Ante esto, el atractivo es evidente para una persona que estaría dispuesto a pagar, pero al que directamente se le niega la posibilidad. Jonathan Licht lo reconoce sin rodeos, donde afirma que el bloqueo de las 3 p. m. es un punto de entrada para la piratería en el mercado británico. 

Y lo son porque, mientras en países como España o Estados Unidos se pueden ver los partidos de forma legal y a menor coste, en Inglaterra se cierran todas las puertas. Esa desigualdad refuerza la percepción de que piratear no es un robo, sino la única vía para acceder a lo que debería estar disponible.
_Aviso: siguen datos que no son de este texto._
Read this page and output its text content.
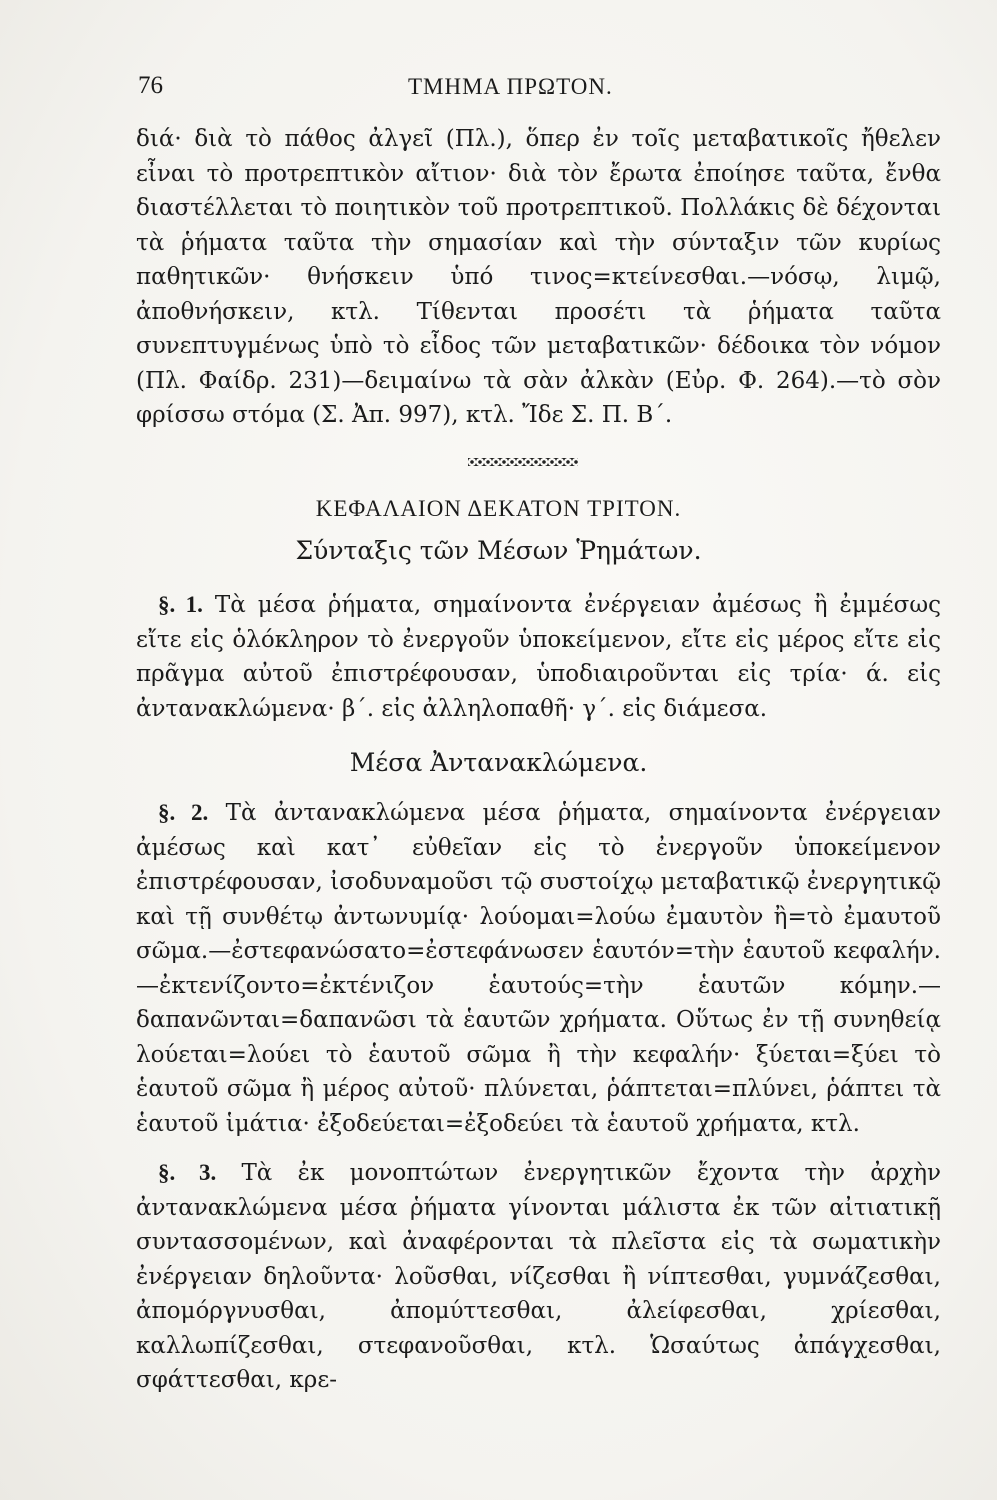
76	ΤΜΗΜΑ ΠΡΩΤΟΝ.

διά· διὰ τὸ πάθος ἀλγεῖ (Πλ.), ὅπερ ἐν τοῖς μεταβατικοῖς ἤθελεν εἶναι τὸ προτρεπτικὸν αἴτιον· διὰ τὸν ἔρωτα ἐποίησε ταῦτα, ἔνθα διαστέλλεται τὸ ποιητικὸν τοῦ προτρεπτικοῦ. Πολλάκις δὲ δέχονται τὰ ῥήματα ταῦτα τὴν σημασίαν καὶ τὴν σύνταξιν τῶν κυρίως παθητικῶν· θνήσκειν ὑπό τινος=κτείνεσθαι.—νόσῳ, λιμῷ, ἀποθνήσκειν, κτλ. Τίθενται προσέτι τὰ ῥήματα ταῦτα συνεπτυγμένως ὑπὸ τὸ εἶδος τῶν μεταβατικῶν· δέδοικα τὸν νόμον (Πλ. Φαίδρ. 231)—δειμαίνω τὰ σὰν ἀλκὰν (Εὐρ. Φ. 264).—τὸ σὸν φρίσσω στόμα (Σ. Ἀπ. 997), κτλ. Ἴδε Σ. Π. Β΄.

ΚΕΦΑΛΑΙΟΝ ΔΕΚΑΤΟΝ ΤΡΙΤΟΝ.
Σύνταξις τῶν Μέσων Ῥημάτων.

§. 1. Τὰ μέσα ῥήματα, σημαίνοντα ἐνέργειαν ἀμέσως ἢ ἐμμέσως εἴτε εἰς ὁλόκληρον τὸ ἐνεργοῦν ὑποκείμενον, εἴτε εἰς μέρος εἴτε εἰς πρᾶγμα αὐτοῦ ἐπιστρέφουσαν, ὑποδιαιροῦνται εἰς τρία· ά. εἰς ἀντανακλώμενα· β΄. εἰς ἀλληλοπαθῆ· γ΄. εἰς διάμεσα.

Μέσα Ἀντανακλώμενα.

§. 2. Τὰ ἀντανακλώμενα μέσα ῥήματα, σημαίνοντα ἐνέργειαν ἀμέσως καὶ κατ᾽ εὐθεῖαν εἰς τὸ ἐνεργοῦν ὑποκείμενον ἐπιστρέφουσαν, ἰσοδυναμοῦσι τῷ συστοίχῳ μεταβατικῷ ἐνεργητικῷ καὶ τῇ συνθέτῳ ἀντωνυμίᾳ· λούομαι=λούω ἐμαυτὸν ἢ=τὸ ἐμαυτοῦ σῶμα.—ἐστεφανώσατο=ἐστεφάνωσεν ἑαυτόν=τὴν ἑαυτοῦ κεφαλήν.—ἐκτενίζοντο=ἐκτένιζον ἑαυτούς=τὴν ἑαυτῶν κόμην.—δαπανῶνται=δαπανῶσι τὰ ἑαυτῶν χρήματα. Οὕτως ἐν τῇ συνηθείᾳ λούεται=λούει τὸ ἑαυτοῦ σῶμα ἢ τὴν κεφαλήν· ξύεται=ξύει τὸ ἑαυτοῦ σῶμα ἢ μέρος αὐτοῦ· πλύνεται, ῥάπτεται=πλύνει, ῥάπτει τὰ ἑαυτοῦ ἱμάτια· ἐξοδεύεται=ἐξοδεύει τὰ ἑαυτοῦ χρήματα, κτλ.

§. 3. Τὰ ἐκ μονοπτώτων ἐνεργητικῶν ἔχοντα τὴν ἀρχὴν ἀντανακλώμενα μέσα ῥήματα γίνονται μάλιστα ἐκ τῶν αἰτιατικῇ συντασσομένων, καὶ ἀναφέρονται τὰ πλεῖστα εἰς τὰ σωματικὴν ἐνέργειαν δηλοῦντα· λοῦσθαι, νίζεσθαι ἢ νίπτεσθαι, γυμνάζεσθαι, ἀπομόργνυσθαι, ἀπομύττεσθαι, ἀλείφεσθαι, χρίεσθαι, καλλωπίζεσθαι, στεφανοῦσθαι, κτλ. Ὡσαύτως ἀπάγχεσθαι, σφάττεσθαι, κρε-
El riesgo es mayor de lo que parece, puesto que esta normalización de la piratería no se queda en el fútbol, sino que una vez que un usuario está dentro de ese ecosistema, puede acabar consumiendo de forma ilícita otros deportes, películas o series

El propio Licht ha abierto la puerta a que el apagón de las 3 p. m. pueda eliminarse. "Es una conversación que viene", dijo recientemente en un evento de la Premier League. Y lo cierto es que el debate crece entre los clubes, las televisiones y, sobre todo, entre los aficionados.

Levantar la restricción tendría efectos inmediatos que permitiría que los aficionados vieran de forma legal los partidos de su equipo desde cualquier lugar, lo que reduciría la dependencia de canales ilegales y generaría nuevos ingresos por derechos. 

Pero también podría poner en aprietos a clubes más modestos si una parte de su público decidiese quedarse en casa en lugar de acudir al estadio. 

Por ahora no hay una decisión firme, pero la presión es cada vez mayor. El fútbol inglés se enfrenta a una paradoja difícil de sostener con una norma que fue creada para cuidar el deporte y que está sirviendo de combustible para uno de sus problemas más graves.

Cerrar el acceso legal a los partidos de fútbol no ha frenado la demanda de la piratería; solo ha cambiado el camino que siguen los aficionados para acceder a los partidos de fútbol, por lo que está saliendo contraproducente.